Porostimur.com – Ambon: Di Maluku dalam era reformasi, kontestasi pilgub selalu menghadap-hadapkan cagub usungan dua partai, Partai Golkar vs PDI Perjuangan. Kontestasi ini memantik perhatian politisi senior Bito Silvester Temmar.
Kepada porostimur.com, Rabu (29/9/2021), Temmar membeberkan data bahwa, dalam empat kali kontestasi terakhir, ternyata PDI Perjuangan memenangi tiga kali kontestasi sedangkan sekali oleh Partai Golkar. Tiga kali kemenangan PDI Perjuangan masing-masing Pak Ralahalu dua kali dan Pak Murad Ismail sekali. Sedangkan Partai Golkar sekali yaitu Pak Assagaf.
“Jadi kalau nanti di 2024, Golkar ingin memenangi pilgub mengalahkan incumbent dari PDI Perjuangan, saya rasa wajar. Atau sebaliknya incumbent meraih kembali periode kedua,” katanya.
Bito mengatakan, Pilgub Maluku 2024 baru menjadi menarik jika ada usungan cagub dari partai-partai lain semisal koalisi partai Gerindra atau PKS, dan seterusnya.
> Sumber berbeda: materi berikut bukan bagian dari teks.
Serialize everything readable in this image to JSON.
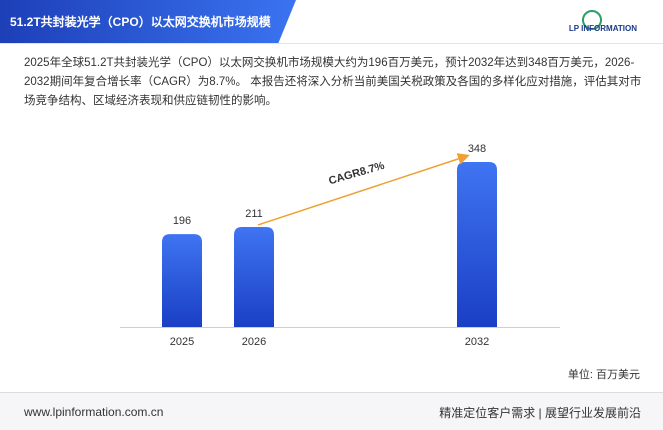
{
  "header": {
    "title": "51.2T共封装光学（CPO）以太网交换机市场规模",
    "logo": "LP INFORMATION"
  },
  "description": "2025年全球51.2T共封装光学（CPO）以太网交换机市场规模大约为196百万美元，预计2032年达到348百万美元，2026-2032期间年复合增长率（CAGR）为8.7%。 本报告还将深入分析当前美国关税政策及各国的多样化应对措施，评估其对市场竞争结构、区域经济表现和供应链韧性的影响。",
  "chart_data": {
    "type": "bar",
    "categories": [
      "2025",
      "2026",
      "2032"
    ],
    "values": [
      196,
      211,
      348
    ],
    "color": "#2f5fe0",
    "annotation": "CAGR8.7%",
    "unit": "单位: 百万美元"
  },
  "footer": {
    "url": "www.lpinformation.com.cn",
    "slogan": "精准定位客户需求 | 展望行业发展前沿"
  }
}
Mantan Bupati Maluku Tenggara Barat (sekarang Kabupaten Kepulauan Tanimbar)dua periode ini memprediksi, kemungkinan ada koalisi baru, karena baik Partai Golkar mau pun PDI Perjuangan juga akan membangun koalisi sebab kedua partai tersebut tidak dapat mengusung paslon sendiri l, karena tidak memenuhi persyaratan. Dua partai itu wajib menggandeng partai lain agar memenuhi persyaratan.